At this Fort Worth-area restaurant, a robot cat named Bella delivers the sushi
A new all-you-can-eat sushi and hibachi restaurant doesn’t have flaming grills or flashy knife work.
But it does have something everybody wants to see: Bella the robot cat.
Bella and Pudu are the robots that bring orders at Japan House, a new restaurant counting on new technology and cooked-to-order dishes to draw diners to a former Chinese buffet at 7536 Boulevard 26.
The robots — Bella is a friendly kitten, Pudu is more of a self-propelled serving tray — roll alongside a server to deliver repeat orders of sushi, sashimi, teriyaki steak or karaage fried chicken to each table at a restaurant serving all you can eat for $29.99 at dinner and on weekends, $19.99 at weekday lunch.
“I saw one in a restaurant in Plano, and I had to find one,” said Wei Lin, a partner in the new sushi bar-and-grill replacing his family’s buffet.
“I think the robot will attract people to come, and the food will be what makes them stay.”
Bella is interactive and responds to petting. Pudu, on the other hand, is all business.
Robot servers debuted last summer in Texas at Ari Korean BBQ in Carrollton and Plano and at La Duni in Dallas.
Some restaurant owners say the robots help with the staffing shortage. They’re capable of delivering food to an exact table and returning to the kitchen without an operator.
But Lin said he still wants a server to arrive alongside the robots and personally present the food.
“I’ve seen restaurants where you just take your food, press a button and send it back,” he said. “We want to make a personal connection with the customer.”
Japan House would do well even without a robot cat.
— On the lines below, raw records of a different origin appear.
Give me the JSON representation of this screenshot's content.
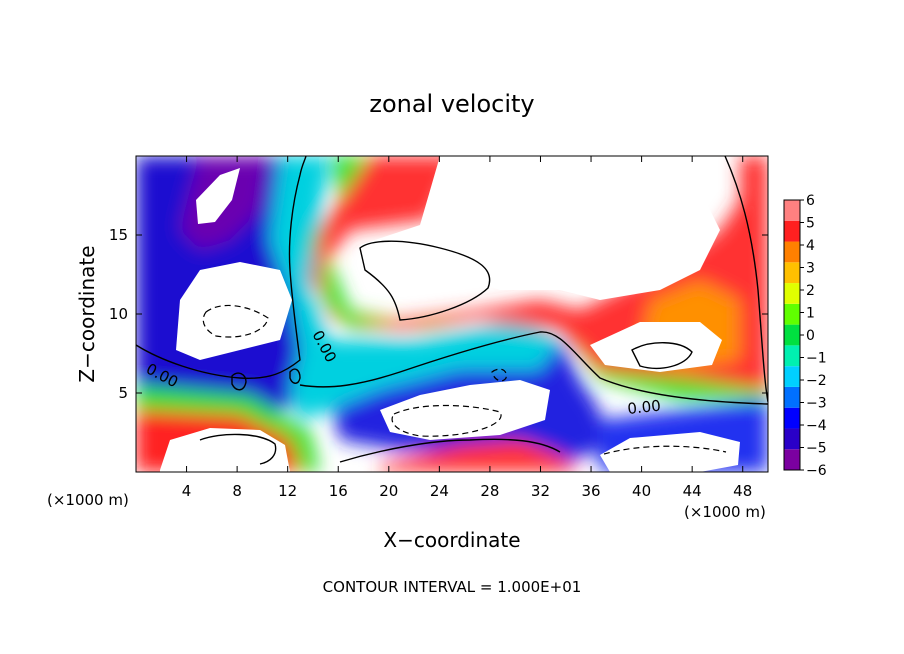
{
  "chart_data": {
    "type": "heatmap",
    "title": "zonal velocity",
    "xlabel": "X−coordinate",
    "ylabel": "Z−coordinate",
    "x_units": "(×1000 m)",
    "xlim": [
      0,
      50
    ],
    "ylim": [
      0,
      20
    ],
    "x_ticks": [
      4,
      8,
      12,
      16,
      20,
      24,
      28,
      32,
      36,
      40,
      44,
      48
    ],
    "x_tick_labels": [
      "4",
      "8",
      "12",
      "16",
      "20",
      "24",
      "28",
      "32",
      "36",
      "40",
      "44",
      "48"
    ],
    "y_ticks": [
      5,
      10,
      15
    ],
    "y_tick_labels": [
      "5",
      "10",
      "15"
    ],
    "colorbar": {
      "min": -6,
      "max": 6,
      "ticks": [
        6,
        5,
        4,
        3,
        2,
        1,
        0,
        -1,
        -2,
        -3,
        -4,
        -5,
        -6
      ],
      "tick_labels": [
        "6",
        "5",
        "4",
        "3",
        "2",
        "1",
        "0",
        "−1",
        "−2",
        "−3",
        "−4",
        "−5",
        "−6"
      ],
      "colors": [
        "#7b00a0",
        "#2a00c8",
        "#0000ff",
        "#0070ff",
        "#00d0ff",
        "#00f0b0",
        "#00e040",
        "#60ff00",
        "#e0ff00",
        "#ffc000",
        "#ff8000",
        "#ff2020",
        "#ff8080"
      ],
      "out_of_range_color": "#ffffff"
    },
    "contour_labels": [
      "0.00",
      "0.00",
      "0.00"
    ],
    "contour_interval_text": "CONTOUR INTERVAL = 1.000E+01",
    "grid": false,
    "legend": "colorbar right"
  }
}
The menu features hibachi or teriyaki steak, chicken, shrimp or salmon, with hundreds of other choices, such as ramen or poke, an ahi tuna tower and fried chicken, shrimp or dumplings.
At dinner, Japan House also offers Japanese short ribs.
The 30 raw and cooked sushi rolls include the deep-fried “super chy chy” roll with spicy tuna, spicy crab and spicy mayo, or the “rock ‘n’ roll” with crabmeat and crawfish.
If there’s a drawback, it’s that the 138-item menu is a little overwhelming when you can order all you can eat.
Settle on a couple of rolls and an entree, then see if you want to try something different.
The more times you order, the more times the robot comes to the table.
Don’t expect anything as nice as at, say, Tokyo Cafe. But expect a wide selection and a lot for the price, particularly at lunch. Ask for extra sriracha and wasabi.
Lin’s family also has a role in operating two other local all-you-can-eat restaurants: China Harbor Super Buffet in Arlington, a traditional Chinese buffet, and Chamas do Brazil in Arlington, a Brazilian churrascaria.
“I think the sushi and sashimi are what people want now,” he said.
And Bella.
Japan House serves lunch and dinner daily. It’s just west of Loop 820 on Boulevard 26 in front of City Hall, in a location built as a chain restaurant named China Coast; 817-537-2223, japanhousedfw.com.